The most important lesson from history is that (at least to me) one gains nothing from collective score settling. A resolution of the Arab-Israeli conflict has to be reached through collective bargaining where both sides have to be prepared to make compromises and be ready to champion the resolution to their not-so-receptive people. One can argue that it is one of the prime factors against a resolution as the assassinations of several heads of state in the region starting from King Abdullah of Jordan show the danger of runaway sentiments, fuelled by cheap talk.

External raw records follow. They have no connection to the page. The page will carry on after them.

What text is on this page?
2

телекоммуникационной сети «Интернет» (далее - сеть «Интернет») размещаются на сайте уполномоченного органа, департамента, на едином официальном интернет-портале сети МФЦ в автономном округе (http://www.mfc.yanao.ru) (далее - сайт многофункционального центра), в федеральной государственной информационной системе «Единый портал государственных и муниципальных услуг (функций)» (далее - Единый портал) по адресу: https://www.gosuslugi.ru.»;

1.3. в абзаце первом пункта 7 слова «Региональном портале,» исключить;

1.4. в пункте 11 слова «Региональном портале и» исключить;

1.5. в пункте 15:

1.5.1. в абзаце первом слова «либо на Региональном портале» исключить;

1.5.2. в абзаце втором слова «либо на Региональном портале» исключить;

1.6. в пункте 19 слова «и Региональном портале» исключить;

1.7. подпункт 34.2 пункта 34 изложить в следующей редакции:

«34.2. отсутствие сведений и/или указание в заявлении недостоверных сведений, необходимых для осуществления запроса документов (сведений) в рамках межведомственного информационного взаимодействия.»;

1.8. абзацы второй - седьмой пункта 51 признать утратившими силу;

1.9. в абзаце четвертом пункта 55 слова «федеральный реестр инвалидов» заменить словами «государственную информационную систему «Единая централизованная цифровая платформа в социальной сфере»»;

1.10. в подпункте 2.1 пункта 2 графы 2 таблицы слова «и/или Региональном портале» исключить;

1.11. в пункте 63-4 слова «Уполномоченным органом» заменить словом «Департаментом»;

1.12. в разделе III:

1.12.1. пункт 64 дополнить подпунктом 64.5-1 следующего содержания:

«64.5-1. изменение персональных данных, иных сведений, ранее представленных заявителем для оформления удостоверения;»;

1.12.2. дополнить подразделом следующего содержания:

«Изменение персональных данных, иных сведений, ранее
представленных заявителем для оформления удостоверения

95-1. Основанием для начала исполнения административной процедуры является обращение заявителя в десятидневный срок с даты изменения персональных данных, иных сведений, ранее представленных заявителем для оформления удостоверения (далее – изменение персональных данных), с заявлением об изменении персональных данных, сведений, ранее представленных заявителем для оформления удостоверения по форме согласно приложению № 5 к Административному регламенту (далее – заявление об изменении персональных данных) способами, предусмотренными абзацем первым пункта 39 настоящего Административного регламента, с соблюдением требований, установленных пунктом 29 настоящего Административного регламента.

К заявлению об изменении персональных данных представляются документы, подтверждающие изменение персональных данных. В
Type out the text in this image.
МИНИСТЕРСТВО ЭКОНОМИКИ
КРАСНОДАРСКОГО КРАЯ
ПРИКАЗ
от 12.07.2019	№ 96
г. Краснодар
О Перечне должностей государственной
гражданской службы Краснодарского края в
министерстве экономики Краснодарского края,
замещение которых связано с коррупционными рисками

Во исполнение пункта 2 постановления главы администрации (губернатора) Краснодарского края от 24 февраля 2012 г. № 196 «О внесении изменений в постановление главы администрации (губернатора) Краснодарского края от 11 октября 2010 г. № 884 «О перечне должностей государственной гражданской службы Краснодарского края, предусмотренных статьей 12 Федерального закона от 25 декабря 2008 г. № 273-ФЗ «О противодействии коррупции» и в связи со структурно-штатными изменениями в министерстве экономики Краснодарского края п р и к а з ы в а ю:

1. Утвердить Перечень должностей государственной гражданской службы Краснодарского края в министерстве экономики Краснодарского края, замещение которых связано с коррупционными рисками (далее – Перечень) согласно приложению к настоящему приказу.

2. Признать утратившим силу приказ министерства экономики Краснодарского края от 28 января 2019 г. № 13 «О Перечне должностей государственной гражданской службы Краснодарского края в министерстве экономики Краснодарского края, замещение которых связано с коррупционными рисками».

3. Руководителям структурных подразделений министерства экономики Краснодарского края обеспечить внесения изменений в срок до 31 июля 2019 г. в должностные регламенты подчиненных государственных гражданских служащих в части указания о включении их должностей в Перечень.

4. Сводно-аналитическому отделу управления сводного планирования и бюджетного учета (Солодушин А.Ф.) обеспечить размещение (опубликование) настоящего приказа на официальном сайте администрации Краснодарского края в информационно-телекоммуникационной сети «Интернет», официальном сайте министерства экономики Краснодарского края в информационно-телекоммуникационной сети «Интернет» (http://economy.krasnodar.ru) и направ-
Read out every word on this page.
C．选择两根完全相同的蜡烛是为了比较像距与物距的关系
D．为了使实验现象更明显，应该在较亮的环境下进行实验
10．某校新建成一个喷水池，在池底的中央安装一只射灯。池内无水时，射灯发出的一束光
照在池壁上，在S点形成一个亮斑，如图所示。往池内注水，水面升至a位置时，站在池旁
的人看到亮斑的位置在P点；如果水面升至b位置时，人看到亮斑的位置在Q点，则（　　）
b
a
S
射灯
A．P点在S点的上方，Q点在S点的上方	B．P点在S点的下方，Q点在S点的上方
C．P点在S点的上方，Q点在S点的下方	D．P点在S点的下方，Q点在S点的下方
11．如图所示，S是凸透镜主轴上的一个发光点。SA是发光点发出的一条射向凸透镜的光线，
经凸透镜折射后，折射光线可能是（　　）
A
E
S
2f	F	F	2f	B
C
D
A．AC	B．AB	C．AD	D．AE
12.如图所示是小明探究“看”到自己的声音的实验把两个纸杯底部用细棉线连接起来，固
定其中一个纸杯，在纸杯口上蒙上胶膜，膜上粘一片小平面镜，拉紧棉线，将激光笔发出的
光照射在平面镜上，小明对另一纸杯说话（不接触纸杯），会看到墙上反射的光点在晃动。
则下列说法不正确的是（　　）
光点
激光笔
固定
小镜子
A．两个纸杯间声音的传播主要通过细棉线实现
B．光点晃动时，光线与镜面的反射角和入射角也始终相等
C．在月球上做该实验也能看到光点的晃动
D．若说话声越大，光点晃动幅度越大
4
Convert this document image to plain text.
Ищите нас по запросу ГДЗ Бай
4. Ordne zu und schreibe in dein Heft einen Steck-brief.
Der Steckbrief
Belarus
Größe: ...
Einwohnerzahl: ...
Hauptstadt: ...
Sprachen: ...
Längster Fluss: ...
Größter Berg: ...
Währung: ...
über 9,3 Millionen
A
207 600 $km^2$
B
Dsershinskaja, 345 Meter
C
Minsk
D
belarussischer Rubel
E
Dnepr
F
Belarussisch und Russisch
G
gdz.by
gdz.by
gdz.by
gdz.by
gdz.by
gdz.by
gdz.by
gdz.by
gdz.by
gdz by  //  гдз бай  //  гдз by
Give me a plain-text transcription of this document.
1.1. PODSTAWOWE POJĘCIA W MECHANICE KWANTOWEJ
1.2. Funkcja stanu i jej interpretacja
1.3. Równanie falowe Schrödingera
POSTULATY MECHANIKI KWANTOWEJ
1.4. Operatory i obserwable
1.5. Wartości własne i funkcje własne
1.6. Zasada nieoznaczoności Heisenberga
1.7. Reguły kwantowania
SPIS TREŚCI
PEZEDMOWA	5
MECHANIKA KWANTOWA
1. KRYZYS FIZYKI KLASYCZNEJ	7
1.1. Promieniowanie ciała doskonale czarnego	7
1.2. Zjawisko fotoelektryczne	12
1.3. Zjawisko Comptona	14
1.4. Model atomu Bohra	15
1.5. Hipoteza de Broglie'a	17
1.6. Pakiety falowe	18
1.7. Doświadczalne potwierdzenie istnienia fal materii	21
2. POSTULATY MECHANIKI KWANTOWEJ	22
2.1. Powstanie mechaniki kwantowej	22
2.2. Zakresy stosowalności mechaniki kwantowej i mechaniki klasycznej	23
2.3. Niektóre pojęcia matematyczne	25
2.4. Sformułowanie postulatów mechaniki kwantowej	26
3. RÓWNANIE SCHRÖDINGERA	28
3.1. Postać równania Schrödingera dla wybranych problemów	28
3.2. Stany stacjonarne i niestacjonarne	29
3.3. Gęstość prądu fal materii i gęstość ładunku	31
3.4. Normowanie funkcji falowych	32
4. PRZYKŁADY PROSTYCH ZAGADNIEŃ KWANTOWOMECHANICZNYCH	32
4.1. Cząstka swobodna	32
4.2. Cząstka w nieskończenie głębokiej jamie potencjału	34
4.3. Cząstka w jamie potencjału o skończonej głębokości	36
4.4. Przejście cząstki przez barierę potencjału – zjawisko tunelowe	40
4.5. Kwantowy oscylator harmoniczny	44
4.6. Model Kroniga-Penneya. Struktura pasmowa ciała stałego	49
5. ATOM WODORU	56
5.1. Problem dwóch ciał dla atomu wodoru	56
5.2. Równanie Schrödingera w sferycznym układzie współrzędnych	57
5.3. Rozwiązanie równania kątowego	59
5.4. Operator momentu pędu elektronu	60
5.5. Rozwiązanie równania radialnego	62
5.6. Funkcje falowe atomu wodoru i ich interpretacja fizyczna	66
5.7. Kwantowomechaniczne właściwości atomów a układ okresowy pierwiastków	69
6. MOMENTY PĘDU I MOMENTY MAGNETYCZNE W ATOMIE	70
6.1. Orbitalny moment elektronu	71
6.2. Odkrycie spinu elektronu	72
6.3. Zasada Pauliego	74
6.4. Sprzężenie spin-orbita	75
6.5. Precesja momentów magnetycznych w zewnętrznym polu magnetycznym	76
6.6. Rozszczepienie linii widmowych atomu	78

I am a little perplexed about your last statement. I am sure you have unimpeachable sources in support of Isareli repression which brings to mind South Africa’s apartheid regime.
Ashish Reply:
June 16th, 2009 at 9:34 pm
@Bobby, sorry for the typo on the last message. 2nd para from top should read:
” The Arab Israeli conflict is NOT as simple as “give the Arabs back their land and all will be well”. Which land? Should the borders be rolled back to 1948 or 1967 or 1973 or ….. or are you asking for the obliteration of the state of Israel?”
missed out on the very important NOT. My bad
Bobby Reply:
June 16th, 2009 at 9:53 pm
Dear Ashish,
You are once again making things sound more complicated than it really is.
Everything that Israel holds on to since 1967 is Illegal by international law. I know that you probably do not know this point, but thats the fact. And therefore what Israel should do is to simply , like any law abiding nation, move back to pre-1967 borders. This is the international consensus, which every year is put to vote in the UN, with the result that all nations accept it apart from the US and a handful of small island nations, with populations probably less than Chandni- Chowk. This is the situation. This is not a matter of my opinion.
Moreover, the walls and settlements that Israel is continuously building is also Illegal, and there is a ruling by the ICJ- the International Court of Justice
precisely terming it Illegal. Again no controversy at all, that is if you believe that the affairs of nations should be managed by some sort of International law. Of Course If on the other hand you believe that Nations should behave like Mafias, thats a different matter,
No one is talking of eliminating Israel. What happened in 1947 is grossly unfair to the Palestinians, no question about that, but it does not make sense to undo that after such a long time.
“I am a little perplexed about your last statement. I am sure you have unimpeachable sources in support of Isareli repression which brings to mind South Africa’s apartheid regime.”
I can give you several references if need be, from Israeli as well as Foreign Human rights organizations as well as Independent and award winning Journalists, but its besides the point regarding the issues you decided to comment on.